Not only has the average global temperature increased in the past 50 years, but the hottest day of the year has shifted nearly two days earlier, according to a new study by scientists from the University of California, Berkeley, and Harvard University.
Just as human-generated greenhouse gases appear to the be the cause of global warming, human activity may also be the cause of the shift in the cycle of seasons, according to Alexander R. Stine, a graduate student in UC Berkeley’s Department of Earth and Planetary Science and first author of the report.
“We see 100 years where there is a very natural pattern of variability, and then we see a large departure from that pattern at the same time as global mean temperatures start increasing, which makes us suspect that there’s a human role here,” he said.
Although the cause of this seasonal shift – which has occurred over land, but not the ocean – is unclear, the researchers say the shift appears to be related, in part, to a particular pattern of winds that also has been changing over the same time period. This pattern of atmospheric circulation, known as the Northern Annular Mode, is the most important wind pattern for controlling why one winter in the Northern Hemisphere is different from another. The researchers found that the mode also is important in controlling the arrival of the seasons each year.
Whatever the cause, Stine said, current Intergovernmental Panel on Climate Change (IPCC) models do not predict this phase shift in the annual temperature cycle.

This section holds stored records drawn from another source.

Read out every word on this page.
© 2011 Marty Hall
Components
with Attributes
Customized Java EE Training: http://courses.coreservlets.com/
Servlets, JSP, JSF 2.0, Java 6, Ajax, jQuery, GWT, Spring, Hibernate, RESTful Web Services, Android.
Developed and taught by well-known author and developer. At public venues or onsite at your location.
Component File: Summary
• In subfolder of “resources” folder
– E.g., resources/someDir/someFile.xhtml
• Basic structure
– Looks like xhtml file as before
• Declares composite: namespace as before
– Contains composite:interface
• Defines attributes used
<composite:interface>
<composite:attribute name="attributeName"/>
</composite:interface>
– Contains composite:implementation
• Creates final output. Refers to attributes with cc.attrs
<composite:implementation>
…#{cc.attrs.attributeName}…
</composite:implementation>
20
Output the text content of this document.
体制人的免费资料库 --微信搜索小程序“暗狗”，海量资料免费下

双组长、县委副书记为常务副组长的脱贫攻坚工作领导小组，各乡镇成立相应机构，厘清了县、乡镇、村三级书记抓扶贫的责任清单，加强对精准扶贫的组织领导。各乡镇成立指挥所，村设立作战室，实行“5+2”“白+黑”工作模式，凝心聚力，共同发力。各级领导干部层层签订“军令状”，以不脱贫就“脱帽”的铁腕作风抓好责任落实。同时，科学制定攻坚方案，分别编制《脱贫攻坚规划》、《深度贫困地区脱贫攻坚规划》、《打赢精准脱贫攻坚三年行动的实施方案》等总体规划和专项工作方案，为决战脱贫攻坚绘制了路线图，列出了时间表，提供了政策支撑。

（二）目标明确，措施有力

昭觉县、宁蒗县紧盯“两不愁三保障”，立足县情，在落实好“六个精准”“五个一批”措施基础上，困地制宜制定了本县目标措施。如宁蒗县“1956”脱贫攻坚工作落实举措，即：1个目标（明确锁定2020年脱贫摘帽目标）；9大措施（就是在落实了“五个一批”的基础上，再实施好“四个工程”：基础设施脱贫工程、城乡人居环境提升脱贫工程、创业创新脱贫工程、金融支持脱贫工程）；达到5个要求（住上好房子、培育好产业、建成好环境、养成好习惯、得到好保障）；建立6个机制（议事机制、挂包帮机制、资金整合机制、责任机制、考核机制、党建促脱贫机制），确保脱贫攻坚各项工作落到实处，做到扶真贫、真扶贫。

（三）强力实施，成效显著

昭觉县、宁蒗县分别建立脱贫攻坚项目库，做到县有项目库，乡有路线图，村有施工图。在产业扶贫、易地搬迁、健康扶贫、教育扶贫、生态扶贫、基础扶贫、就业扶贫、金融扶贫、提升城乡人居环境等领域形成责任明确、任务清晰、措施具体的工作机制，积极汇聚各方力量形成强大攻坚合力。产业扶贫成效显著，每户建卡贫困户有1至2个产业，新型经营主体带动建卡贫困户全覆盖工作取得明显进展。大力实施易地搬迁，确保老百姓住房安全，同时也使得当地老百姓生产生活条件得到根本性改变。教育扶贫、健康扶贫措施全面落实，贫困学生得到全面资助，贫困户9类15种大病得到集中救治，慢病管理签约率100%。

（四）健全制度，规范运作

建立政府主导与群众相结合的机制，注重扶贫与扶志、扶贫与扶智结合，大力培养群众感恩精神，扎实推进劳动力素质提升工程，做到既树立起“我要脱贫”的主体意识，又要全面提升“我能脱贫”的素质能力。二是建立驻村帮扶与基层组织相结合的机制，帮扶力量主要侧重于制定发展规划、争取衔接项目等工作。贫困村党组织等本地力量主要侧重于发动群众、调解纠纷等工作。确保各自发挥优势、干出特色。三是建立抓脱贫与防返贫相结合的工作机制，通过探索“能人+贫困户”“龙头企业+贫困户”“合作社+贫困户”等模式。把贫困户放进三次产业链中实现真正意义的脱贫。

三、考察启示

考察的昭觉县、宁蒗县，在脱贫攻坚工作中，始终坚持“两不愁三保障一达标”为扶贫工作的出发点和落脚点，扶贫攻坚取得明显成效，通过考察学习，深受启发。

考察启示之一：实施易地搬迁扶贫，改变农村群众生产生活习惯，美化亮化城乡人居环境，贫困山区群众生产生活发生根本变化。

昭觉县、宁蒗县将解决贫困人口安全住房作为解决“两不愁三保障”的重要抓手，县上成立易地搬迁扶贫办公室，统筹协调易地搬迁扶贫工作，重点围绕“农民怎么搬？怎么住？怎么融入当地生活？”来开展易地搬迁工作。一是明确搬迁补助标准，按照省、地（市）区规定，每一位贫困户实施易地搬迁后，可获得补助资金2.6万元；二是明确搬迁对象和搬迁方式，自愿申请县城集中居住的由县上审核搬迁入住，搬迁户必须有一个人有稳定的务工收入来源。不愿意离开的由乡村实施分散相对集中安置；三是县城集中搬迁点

Details are published in the Jan. 22 issue of the journal Nature.
Temperatures at any given time of the year can be very different on land than over the ocean, Stine said, and a change in the strength and direction of the winds can move a lot of heat from the ocean onto land, which may affect the timing of the seasons. However, this seems to be only a partial explanation, he said, because the relationship between this pattern of circulation and the shift in the timing of the seasons is not strong enough to explain the magnitude of the seasonal shift.
The researchers also found that the difference between summer and winter land temperatures has decreased over the same 50-year period, with winter temperatures warming more than those in summer. They found that in non-tropical regions, winter temperatures over land warmed by 1.8 degrees Celsius and summer temperatures increased by 1 degree. Ocean warming has been somewhat less.